Alteration behavior of high- and low-pH cement paste–compacted bentonite samples in contact with seawater

Abstract

This study investigated the interactions between high- and low-pH cement pastes and compacted bentonite in seawater environments, which is relevant to geological disposal of radioactive waste. The investigation combined immersion tests, various analytical techniques, and conceptual reactive transport modeling to examine mineralogical transformation and structural changes at cement–bentonite interfaces. The results showed that seawater infiltration pathways significantly influenced interactions at the interface.
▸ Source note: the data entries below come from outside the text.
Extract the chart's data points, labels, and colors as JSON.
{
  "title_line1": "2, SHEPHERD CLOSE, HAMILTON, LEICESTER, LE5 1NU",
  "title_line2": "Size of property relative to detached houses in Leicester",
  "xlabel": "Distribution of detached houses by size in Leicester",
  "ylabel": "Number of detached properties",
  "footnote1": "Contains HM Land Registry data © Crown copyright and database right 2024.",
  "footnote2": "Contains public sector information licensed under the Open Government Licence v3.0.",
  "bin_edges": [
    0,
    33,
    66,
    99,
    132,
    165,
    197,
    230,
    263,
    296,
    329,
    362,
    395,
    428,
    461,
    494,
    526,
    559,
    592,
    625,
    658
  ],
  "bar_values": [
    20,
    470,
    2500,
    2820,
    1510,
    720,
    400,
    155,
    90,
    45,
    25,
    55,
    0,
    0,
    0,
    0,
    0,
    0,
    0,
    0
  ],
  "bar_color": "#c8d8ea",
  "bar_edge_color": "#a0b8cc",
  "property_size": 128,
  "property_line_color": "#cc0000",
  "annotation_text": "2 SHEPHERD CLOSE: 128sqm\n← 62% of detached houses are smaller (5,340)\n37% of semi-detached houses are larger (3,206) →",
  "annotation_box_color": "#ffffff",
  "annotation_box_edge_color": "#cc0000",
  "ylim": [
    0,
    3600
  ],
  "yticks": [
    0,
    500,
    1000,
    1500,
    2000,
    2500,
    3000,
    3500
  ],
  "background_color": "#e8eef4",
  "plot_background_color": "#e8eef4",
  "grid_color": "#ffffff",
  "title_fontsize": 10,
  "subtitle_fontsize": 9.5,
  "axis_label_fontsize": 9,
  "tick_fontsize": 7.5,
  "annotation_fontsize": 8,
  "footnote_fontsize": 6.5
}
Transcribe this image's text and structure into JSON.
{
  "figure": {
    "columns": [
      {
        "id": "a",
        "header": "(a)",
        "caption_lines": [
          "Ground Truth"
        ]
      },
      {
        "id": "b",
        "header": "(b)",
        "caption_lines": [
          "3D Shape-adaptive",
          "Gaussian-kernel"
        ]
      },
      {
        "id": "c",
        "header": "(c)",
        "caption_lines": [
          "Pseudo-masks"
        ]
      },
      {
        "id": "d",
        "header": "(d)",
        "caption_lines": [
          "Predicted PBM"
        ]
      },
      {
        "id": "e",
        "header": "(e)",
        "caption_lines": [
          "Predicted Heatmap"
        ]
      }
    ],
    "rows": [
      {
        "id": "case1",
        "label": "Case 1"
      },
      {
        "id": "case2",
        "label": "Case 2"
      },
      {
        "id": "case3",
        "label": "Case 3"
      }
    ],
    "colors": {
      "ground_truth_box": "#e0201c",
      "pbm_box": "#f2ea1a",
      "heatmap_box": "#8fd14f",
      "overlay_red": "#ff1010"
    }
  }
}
When seawater passed through the cement and made contact with bentonite, interactions were limited to near-surface areas of the bentonite side. However, more extensive alterations of the bentonite were observed at the interface when seawater reached the cement via bentonite. High-pH cement specimens exhibited significant mineral alterations, including cement hydrate dissolution and secondary mineral formation, while low-pH cement specimens showed less extensive mineral changes. The research revealed that pH fronts, determined by cement type, controlled elemental distributions and mineral transformations. High-pH cement generated steeper chemical gradients, resulting in more substantial alterations in both materials. Low-pH cement showed minimal bentonite alteration due to its lower pH than high-pH cement, but underwent significant structural changes when exposed to seawater-derived magnesium. Near cementitious materials, exchangeable cation content of montmorillonite changed from Na-dominant to Ca-dominant, independent of cement type. Although montmorillonite dissolution was limited, secondary mineral formation significantly affected mass transfer properties. These findings suggest that solely selecting low-pH cement to prevent montmorillonite dissolution may not be optimal, and the effects of secondary mineralization should be accounted for in disposal facility design.